The transfer of gene therapy from an academic exercise to a clinical setting demands the development of an efficient, biocompatible gene delivery vector. Current non-viral systems suffer from toxicity, low transfection efficiency, and in vivo instability. In this work, a new class of polymers was designed to address these issues. Linear, polyamidine, β-cyclodextrin (βCD)-containing polymers (βCDPs) are synthesized by polymerizing difunctionalized cyclodextrins with other difunctionalized comonomers. The inclusion ofβCD in the backbone of the polyamidine polymers decreases the IC₅₀s by three orders of magnitude, resulting in a polymer with very low in vitro and in vivo toxicity. The cationic βCDPs are able to self-assemble with and condense DNA into small particles (100-150 nm in diameter). When formulated at a positive charge, the complexes are readily internalized by nearly all exposed cultured cells.
The transgene expression from the delivered complexes was increased by fine-tuning the βCDP structure for optimum reporter gene activity and by modifying the polymer to enhance endosomal release. The function of the βCDPs was found to be highly dependent on the polymer structure; changes in position of the amidine charge centers by a few angstroms resulted in transfection and toxicity differences of one order of magnitude. The highest transfection is achieved with the βCDP6 polymer, that contains a 2 methylene spacer between the cyclodextrin and amidine group and a 6 methylene spacer between adjacent amidine functionalities. The conjugation of a pH-sensitive moiety, histidine, to βCDP6 endgroups also increases transgene expression by 20-fold without a change in polymer toxicity. Flow cytometry and confocal microscopy experiments with fluorescently-Iabeled DNA suggest that histidylation of βCDP6 enhances transfection by buffering the endosomal pH, thereby delaying lysosomal degradation and allowing for more endosome release.
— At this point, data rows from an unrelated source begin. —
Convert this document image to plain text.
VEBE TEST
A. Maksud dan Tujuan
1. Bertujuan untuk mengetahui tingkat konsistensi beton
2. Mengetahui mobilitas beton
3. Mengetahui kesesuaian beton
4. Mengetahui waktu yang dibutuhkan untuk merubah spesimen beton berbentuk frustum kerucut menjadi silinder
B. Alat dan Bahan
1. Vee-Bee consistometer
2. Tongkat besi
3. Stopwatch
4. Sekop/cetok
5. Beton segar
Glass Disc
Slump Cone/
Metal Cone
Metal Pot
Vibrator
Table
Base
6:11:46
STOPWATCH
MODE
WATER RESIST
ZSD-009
The βCDP-based particles (βCD-polyplexes) were modified for in vivo stability by using the ability of cyclodextrins to form inclusion complexes with hydrophobic guest molecules. Various compounds were conjugated to adamantane, a molecule that has a high cyclodextrin association constant. The adamantane conjugates, when added to preformed βCD-polyplexes, are able to self-assemble with the βCD-polyplexes without disrupting the polymer/DNA binding interactions. Using this method, βCD-polyplexes were modified with adamantane-polyethylene glycol (PEG) conjugates. The PEGylated particles were salt stabilized in a PEG length-dependent manner. In a second example, modification of βCD-polyplexes with anionic peptide-adamantane conjugates prevented non-specific cellular uptake in cultured cells. The assembly of the three components, DNA, βCDP, and adamantane-based modifer, results in a particle with the potential for achieving systemic, in vivo gene delivery. Finally, a small molecule, fluorescein, was conjugated to adamantane and co-delivered with βCD-polyplexes to cultured cells, thus demonstrating the possibility for therapeutic pouches of small molecule and gene-drugs.